Building Better Vehicle Armor

Winter 2019

Beatriz Medeiros
(Image: Will Kirk / Homewood Photography)

The average soldier carries at least 60 pounds of gear, with some specialized fighters carrying loads almost twice that weight. A significant portion of this is body armor. Typically made of a combination of ceramic and polymer materials, body armor worn by infantry members weighs  about 30 pounds.

This equipment is critical for the job, shielding vital organs from the potentially lethal shock of bullets and other projectiles. But even though modern body armor works pretty well for what it’s intended to do, explains Beatriz Medeiros, a third-year materials science and engineering student at the Whiting School, it can be cumbersome.

To lighten soldiers’ loads and to improve their protection within military vehicles, Medeiros is working in the lab of Timothy Weihs, a professor in her department, to develop new types of vehicle armor materials. She recently received the prestigious Undergraduate Research Apprenticeship Program internship, which is co-sponsored by the Army Research Office and the Center for Materials in Extreme Dynamic Environments (CMEDE). CMEDE is the Army’s largest, basic research program focused on improving protection materials for military applications and is located within the Hopkins Extreme Materials Institute. Together, these sources provided the financial support that made it possible for her to continue her research at Johns Hopkins over the summer.

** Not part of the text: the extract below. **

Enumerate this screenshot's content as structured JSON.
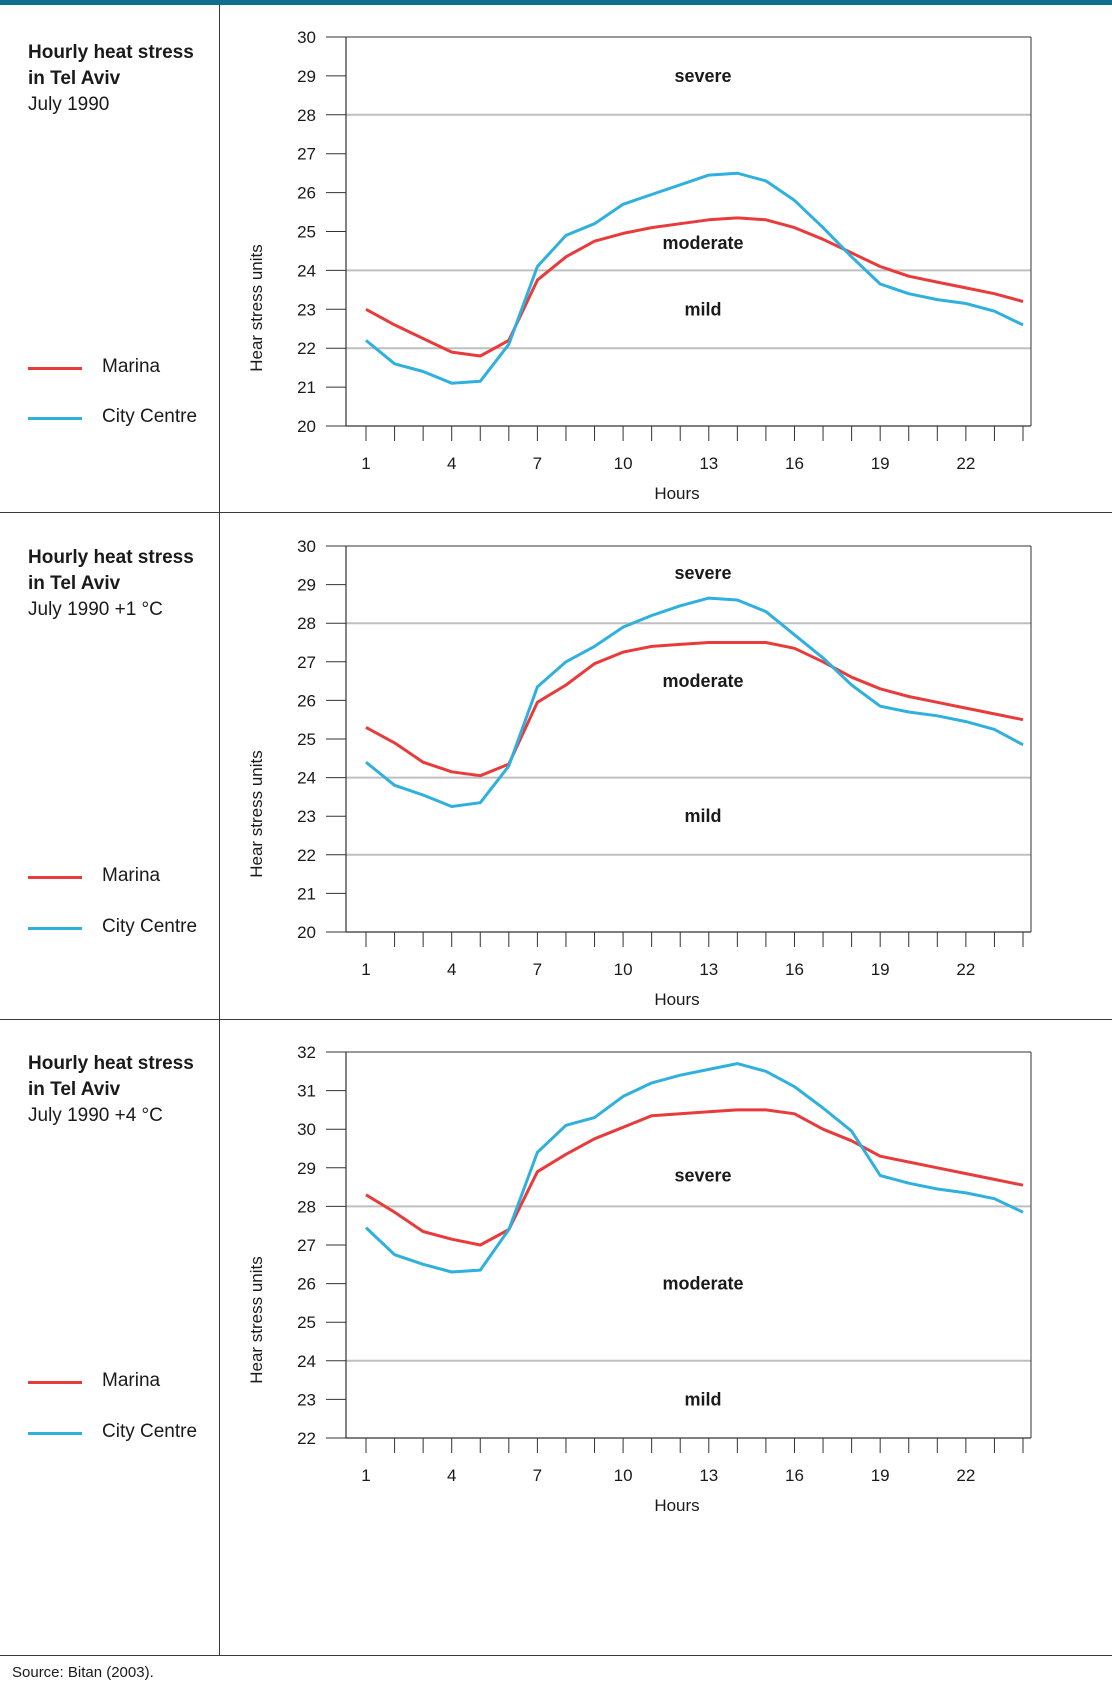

Medeiros is working to produces an alloy which, after proper thermomechanical processing, can form nano-precipitates that can slow down or block dislocations, the atomic-scale defects in materials that are produced and then propagate upon impact.

Military gear
(Courtesy of Jess Ader)

To further strengthen these alloys, Medeiros, under the mentorship of graduate student Suhas Eswarappa Prameela, is exploring different thermomechanical processing methods. These include rolling, which presses the material between two rollers, and equal channel angular extrusion, which pulls it through an L-shaped chamber. Both methods can change the material’s average crystal grain size  and precipitate size, which in turn affects its strength.

“A soldier’s job is hard enough,” Medeiros says. “By improving their armor, we’re hoping to make their jobs a little bit easier.”